Questo è il male che producono le imposizioni male immaginate e mal dirette;
quando anche evitate l'ingiustizia, non potete evitare il sospetto che
producono sul popolo gli effetti medesimi dell'ingiustizia.
Difatti non vi
era in Napoli tanto danaro da pagar l'imposizione. Fu permesso di pagarla in
metalli preziosi ed in gioie. Chi era incaricato a riceverle ne fu nel tempo
istesso il tesoriere, il ricevitore, l'apprezzatore; ed il popolo credette che
tutto fosse trafficato non colla bilancia dell'equità, ma con quella
dell'interesse dell'esattore. Io non intendo affermare ciò che il popolo
credeva. Il governo, per dar fine ai tanti reclami, nominò una commissione
composta di persone superiori ad ogni sospetto.
Mentre in
Napoli si esigeva una tale imposizione, le province erano vessate per un ordine
del nuovo governo, con cui si obbligavano le popolazioni a pagar anche
l'attrasso di ciò che doveano all'antico.

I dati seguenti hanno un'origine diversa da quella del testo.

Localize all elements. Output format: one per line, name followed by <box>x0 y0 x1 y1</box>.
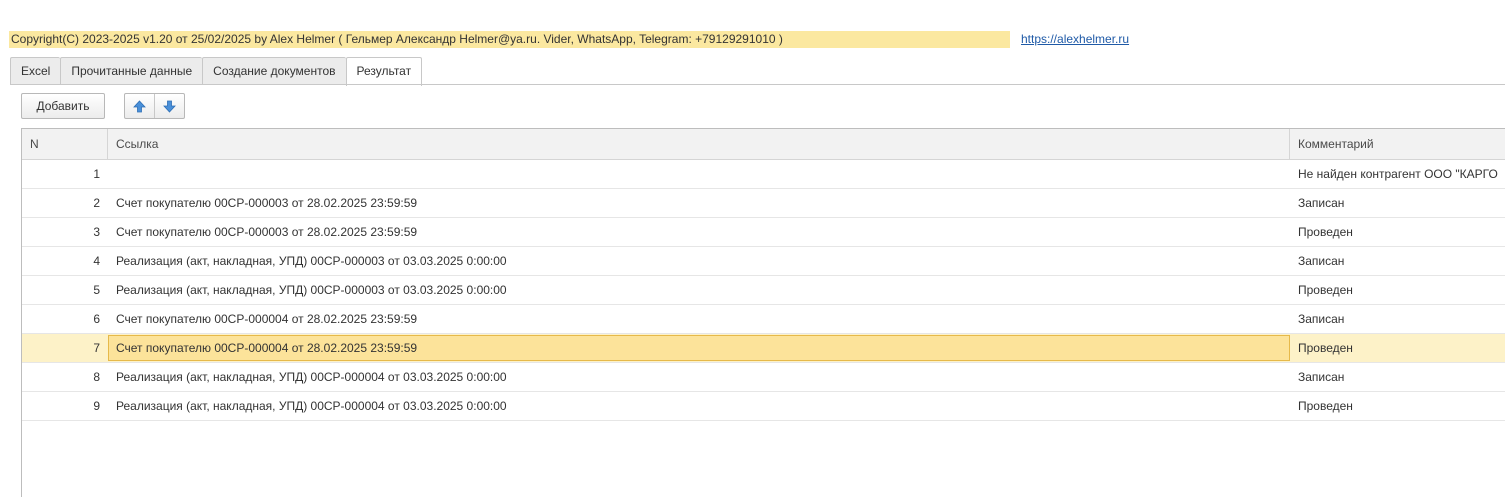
column-header-n[interactable]: N <box>22 129 108 159</box>
table-row[interactable]: 1 Не найден контрагент ООО "КАРГО <box>22 160 1505 189</box>
arrow-down-icon <box>163 100 176 113</box>
column-header-comment[interactable]: Комментарий <box>1290 129 1505 159</box>
tab-bar-divider <box>10 84 1505 85</box>
table-row[interactable]: 7 Счет покупателю 00СР-000004 от 28.02.20… <box>22 334 1505 363</box>
move-buttons-group <box>124 93 185 119</box>
tab-create-documents[interactable]: Создание документов <box>202 57 346 85</box>
row-number-cell: 1 <box>93 167 100 181</box>
row-number-cell: 6 <box>93 312 100 326</box>
link-cell[interactable]: Счет покупателю 00СР-000004 от 28.02.202… <box>108 305 1290 333</box>
move-up-button[interactable] <box>125 94 154 118</box>
link-cell[interactable]: Счет покупателю 00СР-000003 от 28.02.202… <box>108 218 1290 246</box>
table-row[interactable]: 9 Реализация (акт, накладная, УПД) 00СР-0… <box>22 392 1505 421</box>
table-row[interactable]: 5 Реализация (акт, накладная, УПД) 00СР-0… <box>22 276 1505 305</box>
link-cell[interactable]: Реализация (акт, накладная, УПД) 00СР-00… <box>108 276 1290 304</box>
table-row[interactable]: 6 Счет покупателю 00СР-000004 от 28.02.20… <box>22 305 1505 334</box>
add-button[interactable]: Добавить <box>21 93 105 119</box>
link-cell[interactable] <box>108 160 1290 188</box>
arrow-up-icon <box>133 99 146 112</box>
comment-cell: Записан <box>1298 370 1345 384</box>
table-row[interactable]: 2 Счет покупателю 00СР-000003 от 28.02.20… <box>22 189 1505 218</box>
comment-cell: Записан <box>1298 254 1345 268</box>
link-cell[interactable]: Реализация (акт, накладная, УПД) 00СР-00… <box>108 363 1290 391</box>
table-row[interactable]: 4 Реализация (акт, накладная, УПД) 00СР-0… <box>22 247 1505 276</box>
row-number-cell: 3 <box>93 225 100 239</box>
comment-cell: Проведен <box>1298 283 1353 297</box>
row-number-cell: 4 <box>93 254 100 268</box>
comment-cell: Проведен <box>1298 341 1353 355</box>
comment-cell: Проведен <box>1298 225 1353 239</box>
comment-cell: Записан <box>1298 312 1345 326</box>
link-cell[interactable]: Счет покупателю 00СР-000004 от 28.02.202… <box>108 335 1290 361</box>
column-header-link[interactable]: Ссылка <box>108 129 1290 159</box>
comment-cell: Записан <box>1298 196 1345 210</box>
row-number-cell: 2 <box>93 196 100 210</box>
link-cell[interactable]: Реализация (акт, накладная, УПД) 00СР-00… <box>108 392 1290 420</box>
copyright-text: Copyright(C) 2023-2025 v1.20 от 25/02/20… <box>11 32 783 46</box>
row-number-cell: 8 <box>93 370 100 384</box>
website-link[interactable]: https://alexhelmer.ru <box>1021 31 1129 48</box>
processing-form: Copyright(C) 2023-2025 v1.20 от 25/02/20… <box>0 0 1505 497</box>
link-cell[interactable]: Реализация (акт, накладная, УПД) 00СР-00… <box>108 247 1290 275</box>
row-number-cell: 7 <box>93 341 100 355</box>
tab-read-data[interactable]: Прочитанные данные <box>60 57 203 85</box>
table-row[interactable]: 3 Счет покупателю 00СР-000003 от 28.02.20… <box>22 218 1505 247</box>
row-number-cell: 5 <box>93 283 100 297</box>
comment-cell: Проведен <box>1298 399 1353 413</box>
move-down-button[interactable] <box>154 94 184 118</box>
table-body: 1 Не найден контрагент ООО "КАРГО 2 Счет по… <box>22 160 1505 421</box>
row-number-cell: 9 <box>93 399 100 413</box>
link-cell[interactable]: Счет покупателю 00СР-000003 от 28.02.202… <box>108 189 1290 217</box>
tab-bar: Excel Прочитанные данные Создание докуме… <box>10 57 423 86</box>
table-header: N Ссылка Комментарий <box>22 129 1505 160</box>
comment-cell: Не найден контрагент ООО "КАРГО <box>1298 167 1498 181</box>
result-table: N Ссылка Комментарий 1 Не найден контраге… <box>21 128 1505 497</box>
tab-excel[interactable]: Excel <box>10 57 61 85</box>
table-row[interactable]: 8 Реализация (акт, накладная, УПД) 00СР-0… <box>22 363 1505 392</box>
tab-result[interactable]: Результат <box>345 57 423 86</box>
copyright-banner: Copyright(C) 2023-2025 v1.20 от 25/02/20… <box>9 31 1010 48</box>
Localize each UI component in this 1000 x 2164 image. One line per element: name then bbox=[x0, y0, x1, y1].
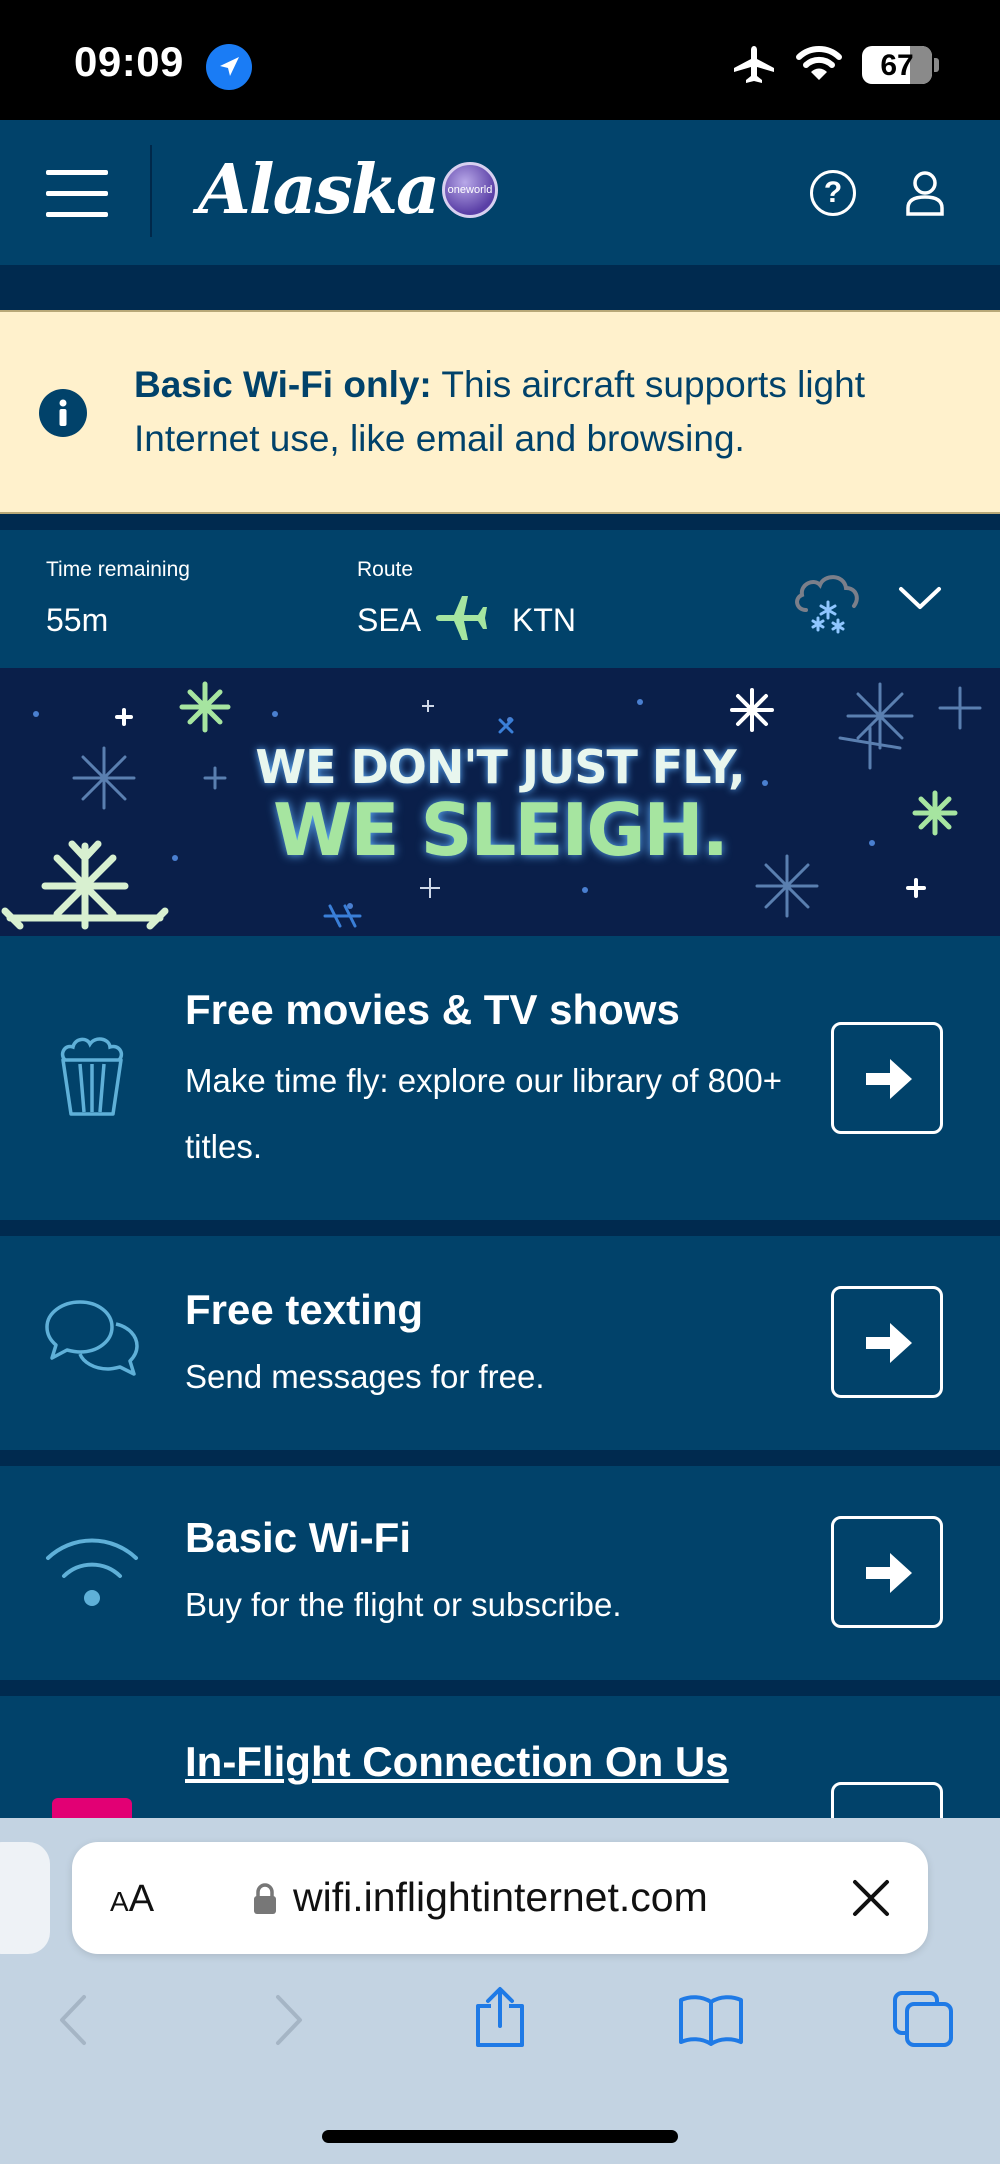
texting-card[interactable]: Free texting Send messages for free. bbox=[0, 1236, 1000, 1450]
movies-description: Make time fly: explore our library of 80… bbox=[185, 1062, 783, 1165]
t-mobile-icon bbox=[52, 1798, 132, 1818]
airplane-mode-icon bbox=[734, 46, 774, 83]
wifi-icon bbox=[46, 1538, 138, 1606]
basic-wifi-card[interactable]: Basic Wi-Fi Buy for the flight or subscr… bbox=[0, 1466, 1000, 1680]
movies-arrow-button[interactable] bbox=[831, 1022, 943, 1134]
header-divider bbox=[150, 145, 152, 237]
popcorn-icon bbox=[60, 1037, 124, 1116]
url-text[interactable]: wifi.inflightinternet.com bbox=[293, 1874, 708, 1921]
arrow-right-icon bbox=[866, 1323, 912, 1363]
arrow-right-icon bbox=[866, 1553, 912, 1593]
info-icon bbox=[39, 389, 87, 437]
banner-line-2: WE SLEIGH. bbox=[272, 788, 729, 872]
texting-description: Send messages for free. bbox=[185, 1358, 545, 1395]
holiday-promo-banner[interactable]: WE DON'T JUST FLY, WE SLEIGH. bbox=[0, 668, 1000, 936]
chevron-down-icon[interactable] bbox=[898, 586, 942, 612]
route-origin: SEA bbox=[357, 602, 422, 638]
inflight-connection-title[interactable]: In-Flight Connection On Us bbox=[185, 1738, 729, 1786]
texting-title: Free texting bbox=[185, 1286, 424, 1333]
battery-level: 67 bbox=[880, 49, 914, 82]
wifi-signal-icon bbox=[796, 46, 842, 80]
alaska-logo[interactable]: Alaska bbox=[198, 150, 440, 230]
movies-title: Free movies & TV shows bbox=[185, 986, 680, 1033]
route-label: Route bbox=[357, 558, 414, 581]
banner-line-1: WE DON'T JUST FLY, bbox=[255, 740, 745, 794]
inflight-connection-card[interactable]: In-Flight Connection On Us bbox=[0, 1696, 1000, 1818]
close-icon[interactable] bbox=[852, 1879, 890, 1917]
flight-info-bar[interactable]: Time remaining 55m Route SEA KTN bbox=[0, 530, 1000, 668]
wifi-alert-banner: Basic Wi-Fi only: This aircraft supports… bbox=[0, 310, 1000, 514]
help-button[interactable]: ? bbox=[810, 170, 856, 216]
arrow-right-icon bbox=[866, 1059, 912, 1099]
alert-bold: Basic Wi-Fi only: bbox=[134, 364, 432, 405]
wifi-description: Buy for the flight or subscribe. bbox=[185, 1586, 622, 1623]
time-remaining-label: Time remaining bbox=[46, 558, 190, 581]
airplane-icon bbox=[436, 596, 487, 640]
alert-message: Basic Wi-Fi only: This aircraft supports… bbox=[134, 358, 954, 466]
account-button[interactable] bbox=[905, 170, 945, 216]
previous-tab[interactable] bbox=[0, 1842, 50, 1954]
wifi-arrow-button[interactable] bbox=[831, 1516, 943, 1628]
chat-icon bbox=[45, 1300, 139, 1376]
time-remaining-value: 55m bbox=[46, 602, 109, 638]
status-bar: 09:09 67 bbox=[0, 0, 1000, 120]
texting-arrow-button[interactable] bbox=[831, 1286, 943, 1398]
forward-icon[interactable] bbox=[274, 1994, 304, 2046]
inflight-arrow-button[interactable] bbox=[831, 1782, 943, 1818]
battery-icon: 67 bbox=[862, 46, 932, 84]
back-icon[interactable] bbox=[58, 1994, 88, 2046]
movies-card[interactable]: Free movies & TV shows Make time fly: ex… bbox=[0, 936, 1000, 1220]
wifi-title: Basic Wi-Fi bbox=[185, 1514, 411, 1561]
status-time: 09:09 bbox=[74, 38, 184, 85]
header-band bbox=[0, 265, 1000, 310]
lock-icon bbox=[254, 1883, 276, 1914]
location-arrow-icon bbox=[206, 44, 252, 90]
home-indicator bbox=[322, 2130, 678, 2143]
tabs-icon[interactable] bbox=[892, 1990, 954, 2048]
oneworld-logo: oneworld bbox=[442, 162, 498, 218]
share-icon[interactable] bbox=[474, 1986, 526, 2048]
weather-snow-icon bbox=[795, 575, 859, 634]
bookmarks-icon[interactable] bbox=[678, 1994, 744, 2046]
menu-button[interactable] bbox=[46, 170, 108, 217]
route-destination: KTN bbox=[512, 602, 576, 638]
text-size-button[interactable]: AA bbox=[110, 1878, 154, 1921]
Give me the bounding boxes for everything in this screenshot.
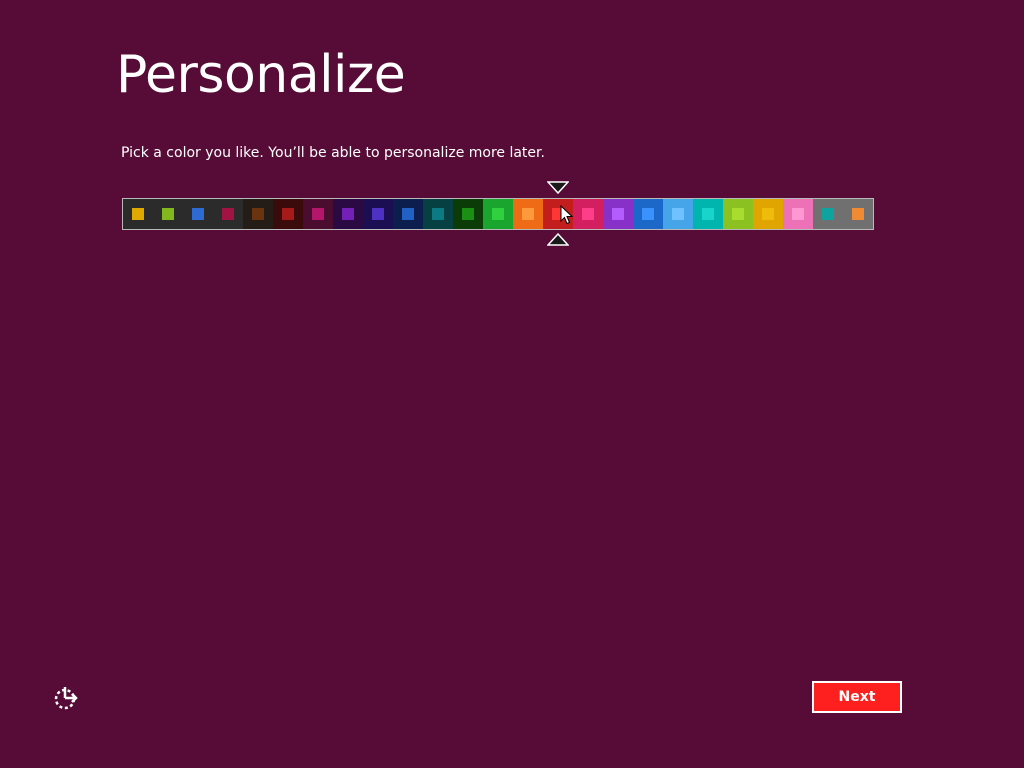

Quest'ordine fatale dovette esser
segnato in qualche momento d'inconsideratezza e per ragion di pratica. Si seguì
l'antico stile, lo stile di tutt'i governi: difatti fu un solo dei membri
componenti il governo quegli che sottoscrisse il decreto, ed io so per cosa
certa che non lo credette di tanta importanza da meritare una discussione cogli
altri suoi compagni. Non avvertì che quello stile non conveniva ad una
rivoluzione. Poco tempo prima, il governo avea abolito un terzo della decima,
ed avea fatta sperare l'abolizione intera. La decima interessava più la
capitale che le province, e di quella più che di queste, per eterna fatalità,
si occupò sempre il nostro governo. Ma le province si doveano aspettar mai
questo linguaggio da un governo nuovo, che avea bisogno di guadagnar la loro
affezione?
In Ostuni
Giuseppe Ayroldi, uno de' principali della città e che conosceva gli uomini, si
oppose alla pubblicazione ed all'esecuzione dell'ordine. Egli ne prevedeva le
funeste conseguenze. Il governo non si rimosse; e quale ne fu l'effetto? Ostuni
si rivoltò, ed Ayroldi fu la prima vittima del furore popolare.
Esse nel tempo
stesso erano tormentate dalle requisizioni arbitrarie di taluni commissari e
generali. Mali inevitabili in ogni guerra, ma maggiori sempre quando la nazione
vincitrice non ha quell'energia di governo, che tutto attira a sé e fa sì che
le passioni dei privati non turbino l'unità delle pubbliche operazioni.
L'esercito di una repubblica, se non è composto dei più virtuosi degli uomini,
cagionerà sempre maggiori mali dell'esercito di un re. Questi mali portano
sempre seco loro il disgusto de' popoli verso colui che ha vinto, e impongono
al vincitore verso l'umanità l'obbligo di un compenso infinito, che solo può
assicurare la conquista e quasi render legittima la forza.